La proposta di legge n. 3564/2016 è preceduta da una corposa introduzione, prima nel suo genere in Europa e già ribattezzata Sharing Economy Act, abbreviato in SEA, condensata in 12 articoli che costituiscono soluzioni di “compromesso” tra istanze corporativistiche, liberalismo economico e protezione dei consumatori. L’intento, come detto, è quello di trovare un compromesso in grado di gestire le nuove piattaforme digitali in una logica di integrazione con il mercato tradizionale.
Limitando questo elaborato all’analisi dei punti salienti, il disegno di legge prevede principalmente: l’obbligo di iscrizione delle piattaforme sharing ad un registro elettronico nazionale, previa presentazione di un documento di policy aziendale attraverso cui esplicitare le condizioni contrattuali e la devoluzione all’Autorità garante della concorrenza e del mercato (AGCM) del compito di regolare e vigilare sull’attività delle piattaforme digitali dell’economia della condivisione. Infatti, attraverso l’istituzione di un registro elettronico, le piattaforme dovranno ottenere l’approvazione proprio dall’AGCM che, in sostanza, valuterà la sussistenza di incongruenze ed eventuali violazioni normative o concorrenza sleale nei confronti dei settori tradizionali. Inoltre, in materia fiscale, è prevista la denominazione del reddito percepito da attività di sharing economy come «reddito da attività di economia della condivisione non professionale», con applicazione di un’imposta del 10% per redditi che non superino i diecimila euro. I redditi superiori a diecimila euro sono, invece, cumulati con i redditi da lavoro dipendente o da lavoro autonomo e a essi si applica l’aliquota corrispondente. I gestori operano, in relazione ai redditi generati mediante le piattaforme digitali, in qualità di sostituti d’imposta degli utenti operatori.

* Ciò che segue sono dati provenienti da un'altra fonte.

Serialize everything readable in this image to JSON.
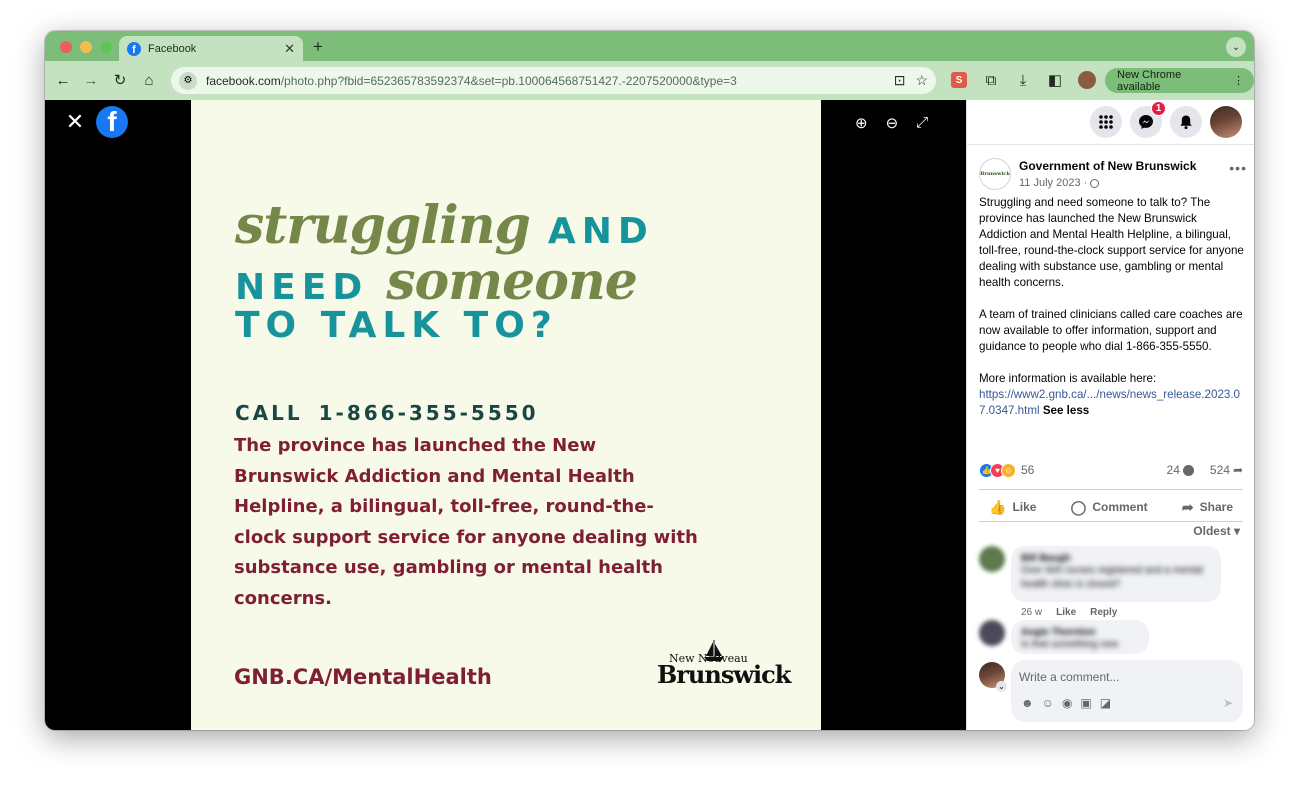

Di notevole interesse l’articolo 4, che si sofferma su alcuni dettagli che servono a definire cosa rientri nel concetto di sharing economy e che cosa no. Per esempio, non rientrano in questa tipologia i servizi per i quali il gestore stabilisce una tariffa fissa.
Anche altri paesi europei hanno varato o stanno discutendo normative di regolamentazione, promozione e monitoraggio del fenomeno. In Belgio è in vigore dall’1 luglio 2016 un trattamento fiscale di vantaggio per i redditi marginali dell’economia collaborativa, approvato con la Loi programme du 1 juillet 2016. In Francia, la legge sull’economia digitale in votazione il 27 settembre 2016 al Senato, comprende disposizioni sulla fiscalità degli individui che utilizzano le piattaforme collaborative oltre i 5000 euro.
Nel Regno Unito, il governo già a marzo 2015 ha formulato delle raccomandazioni basate su un’analisi indipendente con implicazioni anche per la produzione di statistica ufficiale e favorito la condivisione degli immobili a Londra attraverso il Deregulation Act, mentre nella primavera 2016 ha incluso nella legge di bilancio uno “sconto” fiscale aggiuntivo per le attività marginali basate sulle piattaforme digitali.